Ci si chiede, dunque, al di là di un diffuso ed imperante sentimento laicista ispiratore di decisioni epocali, se la sentenza più che affrontare ambiti di diritto non vada a toccare o addirittura a ledere la sfera della sovranità dello Stato. La questione dell’esposizione del crocefisso, che è rivelatrice di una chiara modalità simbolica, è stata affrontata sia dalla Corte Costituzionale sia dal Consiglio di Stato ed è stata risolta attraverso precise motivazioni secondo le quali il crocefisso rappresenta un simbolo che testimonia una valenza culturale ancor prima che religiosa e che riflette non solo la fede prevalente nel nostro Paese quanto soprattutto una tradizione pluri-secolare radicata nella società.
     Al di là d'ogni disputa che offre l’occasione per costruire un pretesto per contagiare anche le appartenenze politiche, resta fermo un concetto, ovvero come l’antica tradizione di esporre il crocefisso non possa suonare come offensiva per nessuno né, tantomeno, possa essere percepita come inibizione di altrui credo religiosi. Sarebbe, anzi, offensivo pensare che ciò possa offendere qualcuno, ma nell’Europa unita e sempre più protesa a sperimentare allargamenti sollecitati da manovre geopolitiche ed economiche che a ricercare una condivisione di principi etici, albergano forse la presunzione e la pretesa di voler regolare aspetti del vivere quotidiano che scavalcano il mero diritto e che sconfinano nel campo della sensibilità comune.
     È paradossale constatare come la decisione di un organo supremo, sollecitata dall’iniziativa di un cittadino evidentemente mosso da sensibilità contrarie al sentire collettivo, possa, facendosi scudo del vessillo della laicità dello Stato, rovesciare tradizioni millenarie senza tener minimamente in considerazione le pronunce di organi giurisdizionali nazionali e, a maggior ragione, le secolari tradizioni popolari. Purtroppo la burocrazia europea, che spesso legifera “umoralmente” per uniformare acriticamente comportamenti e per modificare atteggiamenti, dimenticando singole realtà e consolidate abitudini popolari, diventa la punta dell’iceberg di una Europa frettolosamente assemblata e poco sensibile alla storia dei singoli Paesi.
     Il caso che una Corte, sebbene autorevole, impedisca, per tutelare le diversità, il ricorso a lecite forme di rappresentazione di simboli come metodo di affermazione, non fa venir meno il principio secondo il quale esistono, a tutte le latitudini ed in senso assoluto, usi e costumi che vanno rispettati.

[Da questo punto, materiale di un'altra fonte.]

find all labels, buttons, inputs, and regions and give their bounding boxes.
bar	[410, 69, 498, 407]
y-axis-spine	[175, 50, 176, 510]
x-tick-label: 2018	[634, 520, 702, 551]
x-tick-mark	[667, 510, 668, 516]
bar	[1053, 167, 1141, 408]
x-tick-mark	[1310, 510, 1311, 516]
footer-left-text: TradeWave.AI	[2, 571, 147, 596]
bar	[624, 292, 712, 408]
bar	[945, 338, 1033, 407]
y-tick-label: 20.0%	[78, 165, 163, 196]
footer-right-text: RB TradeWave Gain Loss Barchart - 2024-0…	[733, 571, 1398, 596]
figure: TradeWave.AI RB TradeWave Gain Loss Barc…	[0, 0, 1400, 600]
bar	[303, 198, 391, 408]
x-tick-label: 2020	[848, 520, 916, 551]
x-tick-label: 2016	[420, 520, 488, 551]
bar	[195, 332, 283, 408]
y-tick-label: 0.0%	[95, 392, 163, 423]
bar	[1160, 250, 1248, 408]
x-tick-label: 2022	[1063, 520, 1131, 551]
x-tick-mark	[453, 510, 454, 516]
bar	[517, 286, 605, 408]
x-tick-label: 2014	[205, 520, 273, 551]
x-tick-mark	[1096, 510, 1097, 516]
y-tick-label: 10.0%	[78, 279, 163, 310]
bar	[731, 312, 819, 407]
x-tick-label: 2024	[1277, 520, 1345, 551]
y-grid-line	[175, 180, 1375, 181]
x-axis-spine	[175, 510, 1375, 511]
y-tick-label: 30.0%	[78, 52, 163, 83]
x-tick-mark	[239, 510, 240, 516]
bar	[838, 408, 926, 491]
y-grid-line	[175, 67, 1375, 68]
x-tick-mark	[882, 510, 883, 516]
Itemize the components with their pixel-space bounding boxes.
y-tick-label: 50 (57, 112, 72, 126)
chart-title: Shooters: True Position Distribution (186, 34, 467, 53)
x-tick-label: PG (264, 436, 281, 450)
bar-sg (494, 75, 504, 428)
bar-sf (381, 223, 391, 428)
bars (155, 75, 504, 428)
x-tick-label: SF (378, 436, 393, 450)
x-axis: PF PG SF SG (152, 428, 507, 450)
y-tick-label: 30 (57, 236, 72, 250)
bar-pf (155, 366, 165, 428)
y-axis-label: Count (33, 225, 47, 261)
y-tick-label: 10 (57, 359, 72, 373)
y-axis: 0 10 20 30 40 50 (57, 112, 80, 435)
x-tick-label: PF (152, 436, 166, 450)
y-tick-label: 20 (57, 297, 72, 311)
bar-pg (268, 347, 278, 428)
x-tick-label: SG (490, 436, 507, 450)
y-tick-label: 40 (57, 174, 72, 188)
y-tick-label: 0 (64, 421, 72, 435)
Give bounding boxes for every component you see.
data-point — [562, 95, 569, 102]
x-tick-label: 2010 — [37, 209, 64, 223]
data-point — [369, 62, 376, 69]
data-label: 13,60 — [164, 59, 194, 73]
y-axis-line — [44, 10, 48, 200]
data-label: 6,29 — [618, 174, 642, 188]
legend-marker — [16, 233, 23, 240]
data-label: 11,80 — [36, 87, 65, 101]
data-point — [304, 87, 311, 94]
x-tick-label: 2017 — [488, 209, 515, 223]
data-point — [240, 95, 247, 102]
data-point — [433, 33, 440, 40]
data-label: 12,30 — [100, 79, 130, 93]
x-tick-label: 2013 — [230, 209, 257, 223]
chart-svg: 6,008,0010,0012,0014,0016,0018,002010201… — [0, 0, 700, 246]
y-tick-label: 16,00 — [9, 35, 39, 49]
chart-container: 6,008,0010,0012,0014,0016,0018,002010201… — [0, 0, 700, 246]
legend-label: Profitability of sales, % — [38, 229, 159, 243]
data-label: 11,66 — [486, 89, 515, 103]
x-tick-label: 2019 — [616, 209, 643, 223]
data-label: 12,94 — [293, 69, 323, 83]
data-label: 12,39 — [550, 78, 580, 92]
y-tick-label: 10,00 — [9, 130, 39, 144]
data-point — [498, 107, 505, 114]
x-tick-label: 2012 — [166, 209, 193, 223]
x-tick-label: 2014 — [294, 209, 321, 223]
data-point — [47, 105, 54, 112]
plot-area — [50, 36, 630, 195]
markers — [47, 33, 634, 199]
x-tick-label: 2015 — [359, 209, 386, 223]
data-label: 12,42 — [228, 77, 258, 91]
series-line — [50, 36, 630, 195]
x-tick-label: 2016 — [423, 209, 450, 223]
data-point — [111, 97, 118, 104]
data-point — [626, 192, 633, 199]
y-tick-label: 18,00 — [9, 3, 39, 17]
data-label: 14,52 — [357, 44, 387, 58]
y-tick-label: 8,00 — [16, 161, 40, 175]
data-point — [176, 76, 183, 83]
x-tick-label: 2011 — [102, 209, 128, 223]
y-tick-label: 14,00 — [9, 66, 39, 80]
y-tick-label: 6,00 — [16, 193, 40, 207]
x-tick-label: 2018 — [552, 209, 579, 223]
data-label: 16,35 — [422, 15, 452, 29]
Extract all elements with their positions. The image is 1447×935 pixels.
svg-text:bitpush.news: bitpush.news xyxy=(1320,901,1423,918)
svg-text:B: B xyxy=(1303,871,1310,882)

La croce, come ha ben osservato Umberto Eco, è un fatto di antropologia culturale in quanto il suo significato è profondamente radicato nella sensibilità comune ed è una sensibilità che non può essere né offesa né sacrificata in nome di diversità alle quali si vuole, con una malcelata ipocrisia, attribuire maggior pregio o attenzione.